La conférence s’est conclue par un échange avec Yasmina Salmandjee, dont le positionnement de « passeuse de l’IA générative » éclaire une dimension souvent sous-estimée : celle de la compréhension. L’adoption des outils d’IA générative est rapide. Mais elle s’accompagne d’un déficit de maîtrise. Ce décalage crée une forme de dépendance cognitive. Utiliser sans comprendre revient à déléguer une partie de sa capacité de décision. Dans ce contexte, la pédagogie ne relève pas uniquement de la vulgarisation. Elle devient un levier d’autonomie. Comprendre l’IA, c’est pouvoir la questionner, la détourner, la maîtriser.

L’intelligence artificielle redéfinit les règles du jeu.

Si je devais retenir l’essentiel de cette conférence, je formulerais une conclusion sans ambiguïté. L’intelligence artificielle redéfinit les règles du jeu. Elle ouvre des opportunités inédites, mais elle ne garantit en rien leur distribution équitable.

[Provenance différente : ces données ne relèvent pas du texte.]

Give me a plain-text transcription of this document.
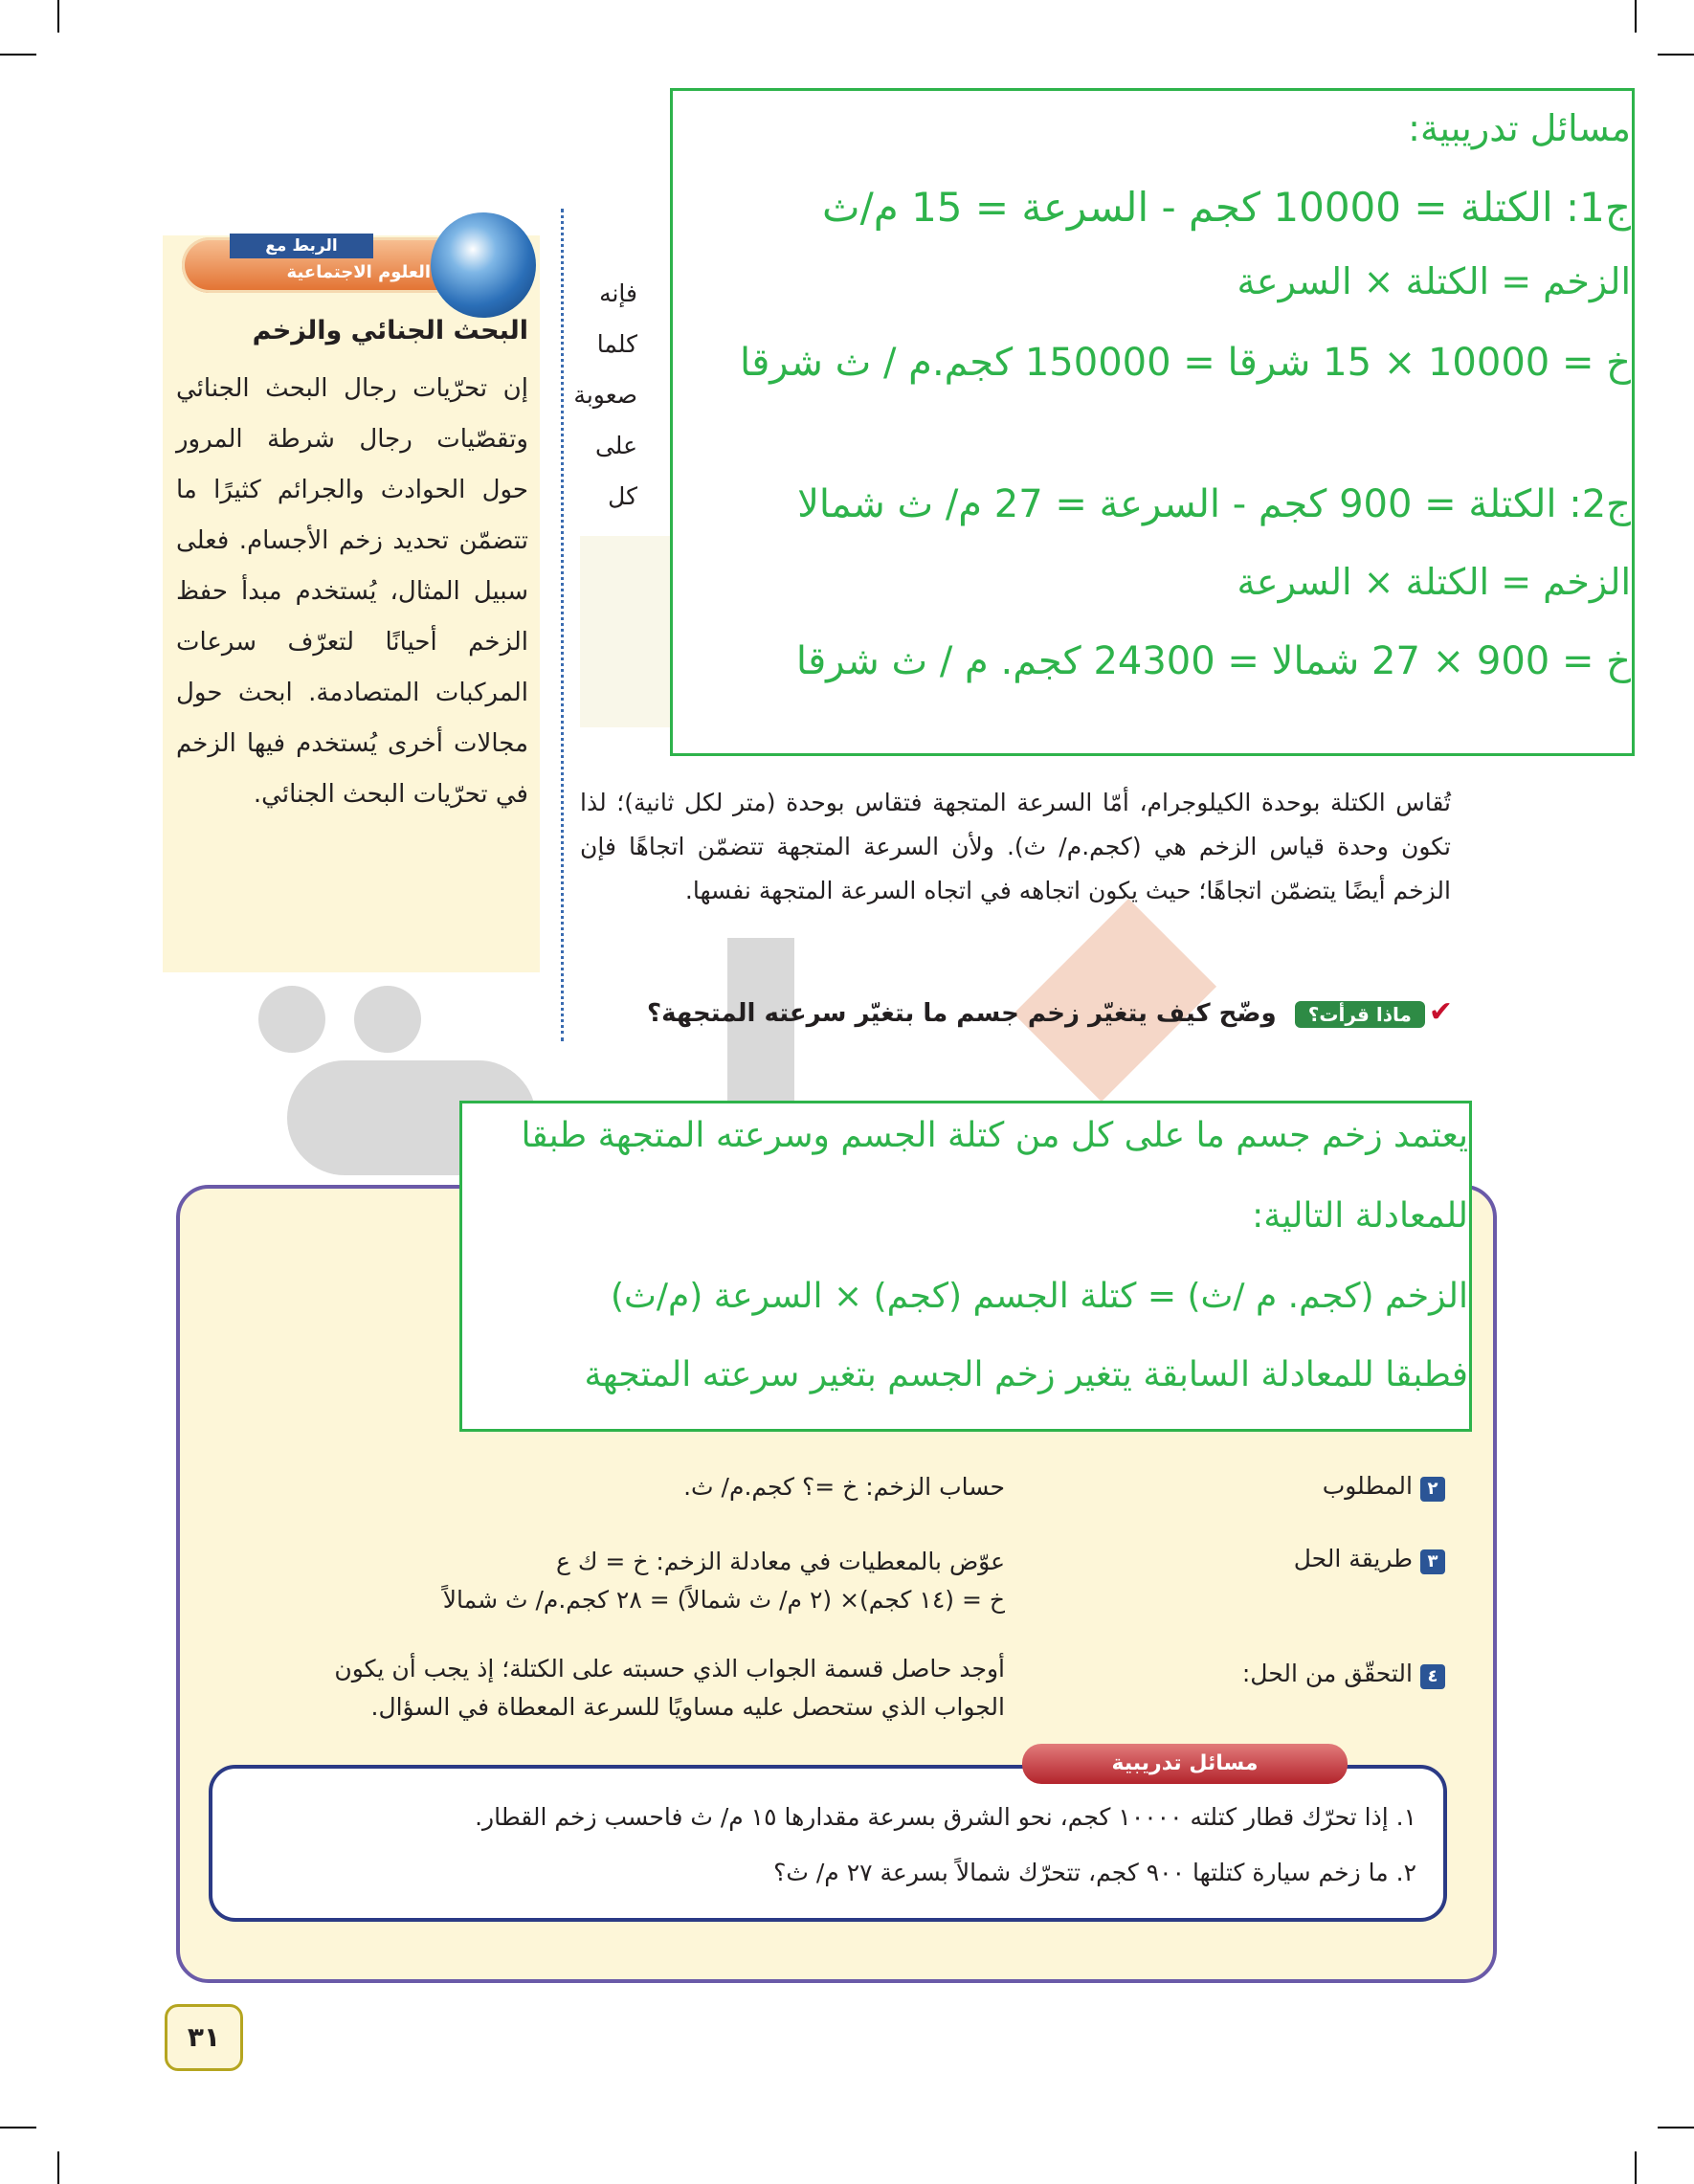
الربط مع
العلوم الاجتماعية
البحث الجنائي والزخم
إن تحرّيات رجال البحث الجنائي وتقصّيات رجال شرطة المرور حول الحوادث والجرائم كثيرًا ما تتضمّن تحديد زخم الأجسام. فعلى سبيل المثال، يُستخدم مبدأ حفظ الزخم أحيانًا لتعرّف سرعات المركبات المتصادمة. ابحث حول مجالات أخرى يُستخدم فيها الزخم في تحرّيات البحث الجنائي.
فإنه كلما
صعوبة
على كل
تُقاس الكتلة بوحدة الكيلوجرام، أمّا السرعة المتجهة فتقاس بوحدة (متر لكل ثانية)؛ لذا تكون وحدة قياس الزخم هي (كجم.م/ ث). ولأن السرعة المتجهة تتضمّن اتجاهًا فإن الزخم أيضًا يتضمّن اتجاهًا؛ حيث يكون اتجاهه في اتجاه السرعة المتجهة نفسها.
✔ماذا قرأت؟ وضّح كيف يتغيّر زخم جسم ما بتغيّر سرعته المتجهة؟
٢المطلوب
حساب الزخم: خ =؟ كجم.م/ ث.
٣طريقة الحل
عوّض بالمعطيات في معادلة الزخم: خ = ك ع
خ = (١٤ كجم)× (٢ م/ ث شمالاً) = ٢٨ كجم.م/ ث شمالاً
٤التحقّق من الحل:
أوجد حاصل قسمة الجواب الذي حسبته على الكتلة؛ إذ يجب أن يكون
الجواب الذي ستحصل عليه مساويًا للسرعة المعطاة في السؤال.
مسائل تدريبية
١. إذا تحرّك قطار كتلته ١٠٠٠٠ كجم، نحو الشرق بسرعة مقدارها ١٥ م/ ث فاحسب زخم القطار.
٢. ما زخم سيارة كتلتها ٩٠٠ كجم، تتحرّك شمالاً بسرعة ٢٧ م/ ث؟
٣١
مسائل تدريبية:
ج1: الكتلة = 10000 كجم - السرعة = 15 م/ث
الزخم = الكتلة × السرعة
خ = 10000 × 15 شرقا = 150000 كجم.م / ث شرقا
ج2: الكتلة = 900 كجم - السرعة = 27 م/ ث شمالا
الزخم = الكتلة × السرعة
خ = 900 × 27 شمالا = 24300 كجم. م / ث شرقا
يعتمد زخم جسم ما على كل من كتلة الجسم وسرعته المتجهة طبقا
للمعادلة التالية:
الزخم (كجم. م /ث) = كتلة الجسم (كجم) × السرعة (م/ث)
فطبقا للمعادلة السابقة يتغير زخم الجسم بتغير سرعته المتجهة
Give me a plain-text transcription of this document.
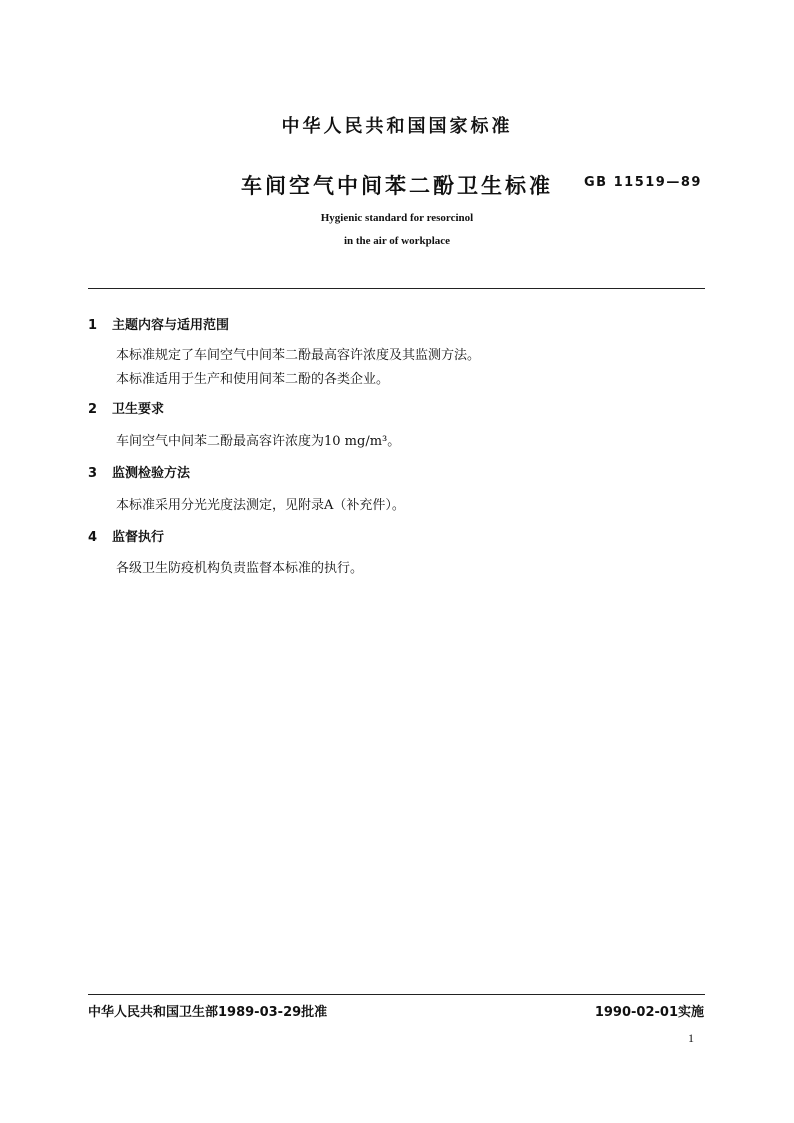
中华人民共和国国家标准
车间空气中间苯二酚卫生标准	GB 11519—89
Hygienic standard for resorcinol
in the air of workplace
1 主题内容与适用范围
本标准规定了车间空气中间苯二酚最高容许浓度及其监测方法。
本标准适用于生产和使用间苯二酚的各类企业。
2 卫生要求
车间空气中间苯二酚最高容许浓度为10 mg/m³。
3 监测检验方法
本标准采用分光光度法测定，见附录A（补充件）。
4 监督执行
各级卫生防疫机构负责监督本标准的执行。
中华人民共和国卫生部1989-03-29批准	1990-02-01实施
1
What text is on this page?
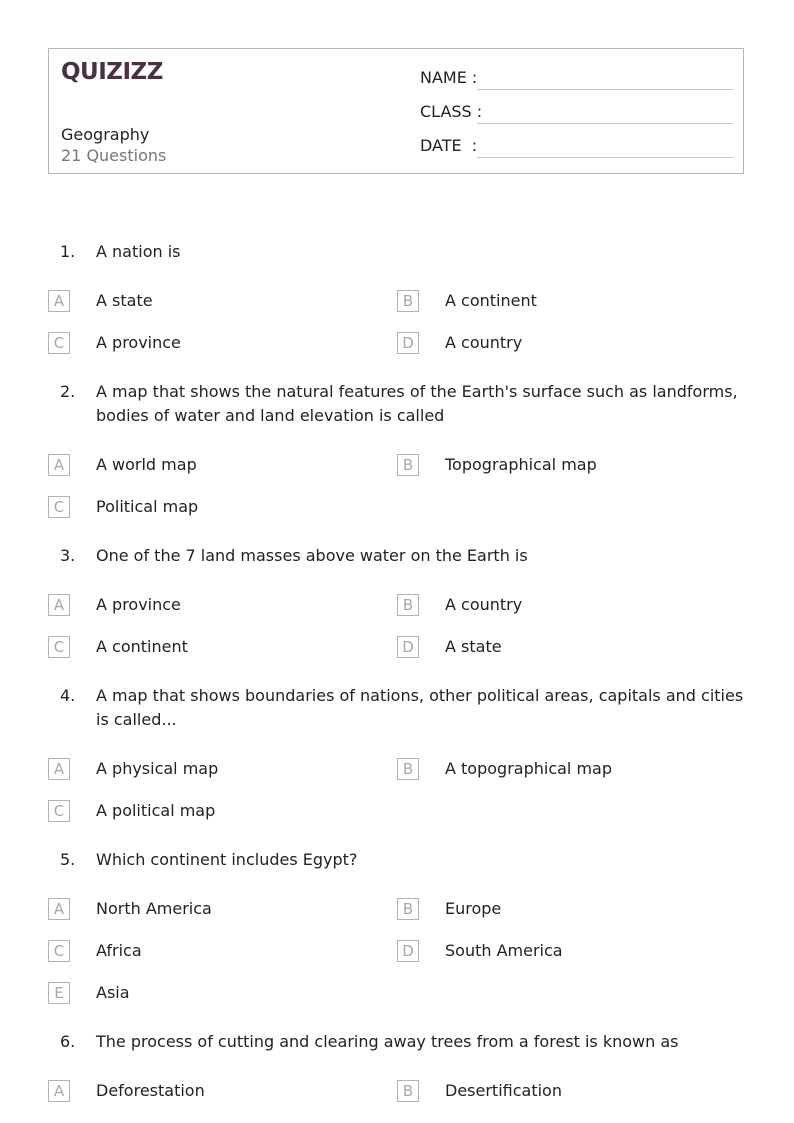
QUIZIZZ
Geography
21 Questions
NAME :
CLASS :
DATE  :
1. A nation is
A	A state	B	A continent
C	A province	D	A country
2. A map that shows the natural features of the Earth's surface such as landforms, bodies of water and land elevation is called
A	A world map	B	Topographical map
C	Political map
3. One of the 7 land masses above water on the Earth is
A	A province	B	A country
C	A continent	D	A state
4. A map that shows boundaries of nations, other political areas, capitals and cities is called...
A	A physical map	B	A topographical map
C	A political map
5. Which continent includes Egypt?
A	North America	B	Europe
C	Africa	D	South America
E	Asia
6. The process of cutting and clearing away trees from a forest is known as
A	Deforestation	B	Desertification
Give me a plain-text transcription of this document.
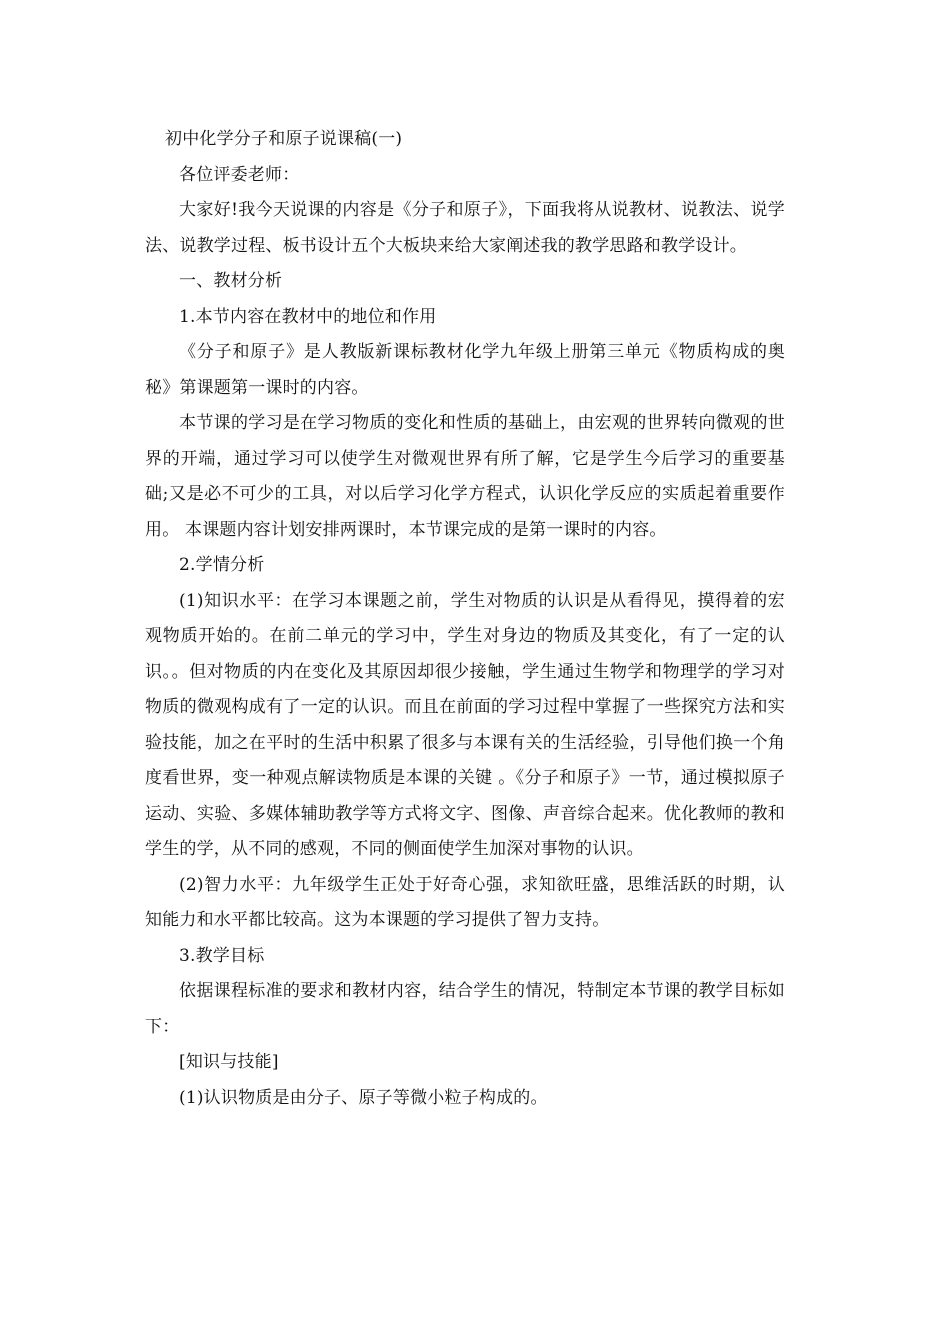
初中化学分子和原子说课稿(一)

各位评委老师：

大家好!我今天说课的内容是《分子和原子》，下面我将从说教材、说教法、说学法、说教学过程、板书设计五个大板块来给大家阐述我的教学思路和教学设计。

一、教材分析

1.本节内容在教材中的地位和作用

《分子和原子》是人教版新课标教材化学九年级上册第三单元《物质构成的奥秘》第课题第一课时的内容。

本节课的学习是在学习物质的变化和性质的基础上，由宏观的世界转向微观的世界的开端，通过学习可以使学生对微观世界有所了解，它是学生今后学习的重要基础;又是必不可少的工具，对以后学习化学方程式，认识化学反应的实质起着重要作用。 本课题内容计划安排两课时，本节课完成的是第一课时的内容。

2.学情分析

(1)知识水平：在学习本课题之前，学生对物质的认识是从看得见，摸得着的宏观物质开始的。在前二单元的学习中，学生对身边的物质及其变化，有了一定的认识。。但对物质的内在变化及其原因却很少接触，学生通过生物学和物理学的学习对物质的微观构成有了一定的认识。而且在前面的学习过程中掌握了一些探究方法和实验技能，加之在平时的生活中积累了很多与本课有关的生活经验，引导他们换一个角度看世界，变一种观点解读物质是本课的关键 。《分子和原子》一节，通过模拟原子运动、实验、多媒体辅助教学等方式将文字、图像、声音综合起来。优化教师的教和学生的学，从不同的感观，不同的侧面使学生加深对事物的认识。

(2)智力水平：九年级学生正处于好奇心强，求知欲旺盛，思维活跃的时期，认知能力和水平都比较高。这为本课题的学习提供了智力支持。

3.教学目标

依据课程标准的要求和教材内容，结合学生的情况，特制定本节课的教学目标如下：

[知识与技能]

(1)认识物质是由分子、原子等微小粒子构成的。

La question n’est donc pas technologique. Elle est politique, économique et sociale. Quelle place les femmes vont-elles prendre dans cette transformation ? Seront-elles principalement utilisatrices de systèmes conçus par d’autres, ou deviendront-elles conceptrices, décideuses et architectes de ces nouvelles infrastructures ?

Cette interrogation reste ouverte. Elle appelle une réponse collective. Mais elle suppose, avant tout, une prise de conscience individuelle. Dans un monde où l’IA structure de plus en plus nos environnements, apprendre à l’utiliser ne suffit plus. Il devient nécessaire d’apprendre à en comprendre les logiques, et surtout à en orienter les finalités.